Locations under construction:
- Bicester, Oxfordshire - A proposal to build a Great Wolf Lodge location in Chesterton near Bicester, Oxfordshire was submitted in 2019. The proposal was accepted by planning inspectors in 2021. Work on remodelling the plot of land acquired for the site began on December 30, 2021, with construction of the location itself beginning in 2022.
- Jackson, Tennessee

Locations under consideration:
- Squamish, British Columbia
- Little Egg Harbor, New Jersey
- Chester, New York
- Pompano Beach, Florida
- Cornwall, Ontario
- Basingstoke, Hampshire
- Bolsover, Derbyshire

The corporate headquarters, the "Great Wolf Den," is at 350 North Orleans, in River North, in the Near North Side, Chicago. The facility, the "Great Wolf Den," began operations in 2017. Previously, the headquarters were in Madison, Wisconsin. According to the company, the headquarters move occurred so the company could be closer to various sites of business operation. Rahm Emanuel, Mayor of Chicago, attended the ribbon cutting of the facility.

==Other brands==
Great Wolf Lodge also owns MagiQuest.

==In other media==
Great Wolf's previous CEO Kim Schaefer was featured in the U.S. version of TV's Undercover Boss, which included visits to several lodges where she worked alongside a lifeguard supervisor, front desk clerk, and restaurant waitstaff as well as participated in the children's program.

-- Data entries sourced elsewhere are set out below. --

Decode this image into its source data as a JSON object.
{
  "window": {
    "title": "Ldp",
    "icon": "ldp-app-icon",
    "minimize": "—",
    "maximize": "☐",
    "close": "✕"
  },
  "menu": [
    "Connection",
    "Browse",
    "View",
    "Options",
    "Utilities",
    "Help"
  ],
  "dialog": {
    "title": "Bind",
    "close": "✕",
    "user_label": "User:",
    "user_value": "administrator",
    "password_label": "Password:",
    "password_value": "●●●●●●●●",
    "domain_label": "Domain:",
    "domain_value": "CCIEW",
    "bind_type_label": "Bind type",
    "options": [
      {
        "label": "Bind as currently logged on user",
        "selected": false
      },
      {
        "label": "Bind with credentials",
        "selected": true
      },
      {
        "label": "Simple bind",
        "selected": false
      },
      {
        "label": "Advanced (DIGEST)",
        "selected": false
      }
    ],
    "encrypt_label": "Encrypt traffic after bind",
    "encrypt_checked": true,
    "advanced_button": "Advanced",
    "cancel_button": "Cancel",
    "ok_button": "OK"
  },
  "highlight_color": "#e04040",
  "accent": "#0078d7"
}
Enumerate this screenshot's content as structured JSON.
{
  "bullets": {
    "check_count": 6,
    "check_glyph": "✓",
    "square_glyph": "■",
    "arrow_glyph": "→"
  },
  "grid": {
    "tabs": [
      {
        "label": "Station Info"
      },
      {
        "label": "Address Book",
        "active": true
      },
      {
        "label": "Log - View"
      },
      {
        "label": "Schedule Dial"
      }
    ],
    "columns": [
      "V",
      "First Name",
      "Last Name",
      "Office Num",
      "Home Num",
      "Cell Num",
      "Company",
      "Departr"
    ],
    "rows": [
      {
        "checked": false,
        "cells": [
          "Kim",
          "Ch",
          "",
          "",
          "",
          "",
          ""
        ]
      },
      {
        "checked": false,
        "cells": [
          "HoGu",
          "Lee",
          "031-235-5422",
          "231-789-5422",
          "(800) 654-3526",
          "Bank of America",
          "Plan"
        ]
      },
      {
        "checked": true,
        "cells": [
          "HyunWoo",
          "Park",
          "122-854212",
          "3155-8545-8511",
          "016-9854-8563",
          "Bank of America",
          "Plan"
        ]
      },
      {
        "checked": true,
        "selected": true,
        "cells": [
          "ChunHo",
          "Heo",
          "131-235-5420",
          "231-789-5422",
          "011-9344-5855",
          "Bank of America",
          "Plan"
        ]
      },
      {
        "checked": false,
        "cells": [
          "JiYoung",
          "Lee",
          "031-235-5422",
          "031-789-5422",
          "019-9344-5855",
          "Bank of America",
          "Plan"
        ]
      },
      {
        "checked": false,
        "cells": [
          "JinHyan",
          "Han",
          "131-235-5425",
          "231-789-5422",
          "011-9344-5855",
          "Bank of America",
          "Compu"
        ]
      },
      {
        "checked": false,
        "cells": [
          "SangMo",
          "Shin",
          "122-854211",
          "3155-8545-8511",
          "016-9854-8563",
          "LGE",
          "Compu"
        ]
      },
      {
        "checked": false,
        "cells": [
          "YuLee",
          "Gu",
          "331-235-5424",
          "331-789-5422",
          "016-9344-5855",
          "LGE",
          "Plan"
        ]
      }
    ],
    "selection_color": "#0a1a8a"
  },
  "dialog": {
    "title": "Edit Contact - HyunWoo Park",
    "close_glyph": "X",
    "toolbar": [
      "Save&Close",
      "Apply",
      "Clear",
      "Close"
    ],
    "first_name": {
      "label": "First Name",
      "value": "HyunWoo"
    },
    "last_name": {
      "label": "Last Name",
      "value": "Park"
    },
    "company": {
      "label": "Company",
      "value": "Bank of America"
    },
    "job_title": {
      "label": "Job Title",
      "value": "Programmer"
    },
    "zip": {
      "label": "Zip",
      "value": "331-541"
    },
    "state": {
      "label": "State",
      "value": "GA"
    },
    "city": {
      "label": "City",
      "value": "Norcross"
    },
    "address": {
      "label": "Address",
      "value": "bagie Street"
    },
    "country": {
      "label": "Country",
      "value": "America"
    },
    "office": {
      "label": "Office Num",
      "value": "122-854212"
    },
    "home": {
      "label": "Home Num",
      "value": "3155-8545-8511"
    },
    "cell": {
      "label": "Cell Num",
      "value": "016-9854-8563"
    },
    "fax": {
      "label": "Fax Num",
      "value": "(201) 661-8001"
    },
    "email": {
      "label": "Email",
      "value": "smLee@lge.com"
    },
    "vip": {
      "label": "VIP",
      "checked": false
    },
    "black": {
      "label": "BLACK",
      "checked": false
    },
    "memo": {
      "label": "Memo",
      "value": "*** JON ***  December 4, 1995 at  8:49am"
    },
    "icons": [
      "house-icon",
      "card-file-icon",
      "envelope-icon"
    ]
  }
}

Great Wolf Entertainment and 6 Point Harness produced an animated film, called The Great Wolf Pack: A Call to Adventure, which premiered at Great Wolf Resorts on Labor Day, September 5, 2022. The film, directed by former Disney animator Chris Bailey (Runaway Brain), follows the adventure of five newly redesigned versions of mascot characters Wiley Wolf, Violet Wolf, Oliver Raccoon, Brinley Bear and Sammy Squirrel.

==Notes==
1.The project was announced in December 2015 and there has been no new information on the project since 2018.